Our hero is Dylan Spokes (Ben Schnetzer), 107th-ranked snooker player in the world, who is about to compete in the World Championship. It’s held this year in his hometown of Sheffield, Yorkshire, also the location of the play’s 2016 premiere. (There are some delectable Northern English accents, impressively rendered by the all-American cast.)
In this perpetually-fixed sport, Dylan’s a Boy Scout (or the British equivalent), and refuses to take a fall, no matter what the inducements. But things get complicated with the entry of the transgender gangster Waxy Bush (Alexandra Billings, trans herself, and playing a respectfully written role). And that copper from the National Crime Agency, Eleanor Lavery (Heather Lind), here to make sure competition’s on the square, may not be all she seems.
The set-up occasionally feels awkward but is fully redeemed by a twist in the second act I won’t give away. In any case, it’s not the plot that makes The Nap worthwhile but the room it gives its cheerfully up-for-it actors, ably guided by director Daniel Sullivan.
The star is John Ellison Conlee, as Dylan’s father, Bobby, a Yorkshire armchair philosopher whose best one-liners have a perfect comic simplicity. (Musing about an old friend: “Christianity… It was like a fucking religion to him.”) Bobby’s 55, with the accordant spells of forgetfulness, and occasionally loses the names of films and actors; the dialogic trips he takes to remember them, with the help of the wonderfully eccentric Max Gordon Moore as Dylan’s manager, are theatrical Nirvana.

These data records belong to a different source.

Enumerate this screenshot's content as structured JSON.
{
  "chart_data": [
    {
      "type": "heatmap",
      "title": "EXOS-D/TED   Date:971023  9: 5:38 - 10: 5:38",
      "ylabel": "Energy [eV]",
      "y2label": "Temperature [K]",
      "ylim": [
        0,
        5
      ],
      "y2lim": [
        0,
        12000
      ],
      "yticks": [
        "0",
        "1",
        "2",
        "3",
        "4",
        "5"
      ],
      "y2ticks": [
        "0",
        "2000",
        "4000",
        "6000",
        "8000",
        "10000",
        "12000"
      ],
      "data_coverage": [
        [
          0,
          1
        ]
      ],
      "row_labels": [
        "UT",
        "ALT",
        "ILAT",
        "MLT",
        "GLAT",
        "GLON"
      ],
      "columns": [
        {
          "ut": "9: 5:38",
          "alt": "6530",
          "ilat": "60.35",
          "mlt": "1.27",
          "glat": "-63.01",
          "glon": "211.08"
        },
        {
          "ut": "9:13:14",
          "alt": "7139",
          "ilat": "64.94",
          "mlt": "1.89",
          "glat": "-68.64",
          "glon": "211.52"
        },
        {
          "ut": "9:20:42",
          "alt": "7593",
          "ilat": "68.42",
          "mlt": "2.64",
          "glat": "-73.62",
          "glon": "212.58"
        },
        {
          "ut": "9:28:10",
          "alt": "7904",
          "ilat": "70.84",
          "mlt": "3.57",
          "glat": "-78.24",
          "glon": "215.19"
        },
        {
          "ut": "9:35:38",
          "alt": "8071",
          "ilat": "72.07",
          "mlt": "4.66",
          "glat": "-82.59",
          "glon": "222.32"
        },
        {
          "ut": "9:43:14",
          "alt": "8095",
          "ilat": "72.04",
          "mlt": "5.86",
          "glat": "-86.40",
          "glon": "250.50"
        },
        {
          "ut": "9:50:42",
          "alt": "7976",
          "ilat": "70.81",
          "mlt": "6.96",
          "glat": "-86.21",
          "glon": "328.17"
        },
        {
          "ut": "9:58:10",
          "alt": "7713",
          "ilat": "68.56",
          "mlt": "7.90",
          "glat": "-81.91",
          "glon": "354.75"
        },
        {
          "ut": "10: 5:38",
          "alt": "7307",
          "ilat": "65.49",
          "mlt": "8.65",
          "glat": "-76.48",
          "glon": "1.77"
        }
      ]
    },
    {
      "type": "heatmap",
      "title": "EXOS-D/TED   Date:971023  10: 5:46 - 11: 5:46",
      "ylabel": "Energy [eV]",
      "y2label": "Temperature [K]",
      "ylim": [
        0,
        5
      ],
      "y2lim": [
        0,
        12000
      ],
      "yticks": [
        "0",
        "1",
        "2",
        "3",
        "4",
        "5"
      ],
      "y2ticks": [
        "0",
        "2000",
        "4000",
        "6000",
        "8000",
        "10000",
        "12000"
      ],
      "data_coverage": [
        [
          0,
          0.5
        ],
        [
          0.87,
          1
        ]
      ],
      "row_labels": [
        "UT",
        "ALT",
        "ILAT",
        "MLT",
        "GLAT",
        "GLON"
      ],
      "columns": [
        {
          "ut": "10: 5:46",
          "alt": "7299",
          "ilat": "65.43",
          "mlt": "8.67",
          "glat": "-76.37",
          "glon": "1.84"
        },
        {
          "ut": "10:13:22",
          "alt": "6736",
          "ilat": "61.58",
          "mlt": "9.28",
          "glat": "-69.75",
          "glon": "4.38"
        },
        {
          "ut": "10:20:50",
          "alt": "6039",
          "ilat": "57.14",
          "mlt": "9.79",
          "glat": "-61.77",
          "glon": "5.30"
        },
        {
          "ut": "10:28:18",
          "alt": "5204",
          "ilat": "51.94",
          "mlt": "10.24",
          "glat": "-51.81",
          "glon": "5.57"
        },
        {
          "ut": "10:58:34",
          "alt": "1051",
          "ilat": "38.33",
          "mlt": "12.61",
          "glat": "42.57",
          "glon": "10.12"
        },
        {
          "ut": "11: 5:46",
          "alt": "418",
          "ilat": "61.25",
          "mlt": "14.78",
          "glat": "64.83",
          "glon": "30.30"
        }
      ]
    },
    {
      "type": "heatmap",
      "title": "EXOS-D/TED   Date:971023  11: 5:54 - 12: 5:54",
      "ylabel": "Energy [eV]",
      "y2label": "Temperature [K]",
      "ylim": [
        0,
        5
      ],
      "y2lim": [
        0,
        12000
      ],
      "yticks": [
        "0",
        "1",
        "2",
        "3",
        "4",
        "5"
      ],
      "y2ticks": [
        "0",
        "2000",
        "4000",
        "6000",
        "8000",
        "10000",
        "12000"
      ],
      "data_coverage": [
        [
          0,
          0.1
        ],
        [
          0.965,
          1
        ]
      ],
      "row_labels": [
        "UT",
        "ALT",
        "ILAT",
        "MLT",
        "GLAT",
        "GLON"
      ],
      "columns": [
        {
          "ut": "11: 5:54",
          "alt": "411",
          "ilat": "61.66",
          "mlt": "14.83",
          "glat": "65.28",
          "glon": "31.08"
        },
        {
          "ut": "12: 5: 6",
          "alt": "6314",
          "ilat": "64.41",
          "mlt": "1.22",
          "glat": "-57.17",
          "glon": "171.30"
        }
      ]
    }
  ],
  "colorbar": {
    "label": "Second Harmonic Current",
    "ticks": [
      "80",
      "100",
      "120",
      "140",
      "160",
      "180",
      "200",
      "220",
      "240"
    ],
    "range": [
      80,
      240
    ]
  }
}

Some stretches are a little less than that. Billings has trouble selling her character’s trademark malapropisms, which aren’t particularly funny. Misquoting Macbeth as “the last syllabus of recorded time” isn’t up to Bean’s usual sterling standards.
The play has two endings, depending on which way the billiards ball bounces. The denouement I saw is pat, surprisingly so, given the complications Bean introduces along the way. Not that it matters. From scene one, it’s clear that Sullivan and Bean’s objective is to deliver light comedy the way it isn’t done anymore. And in this, they entirely succeed.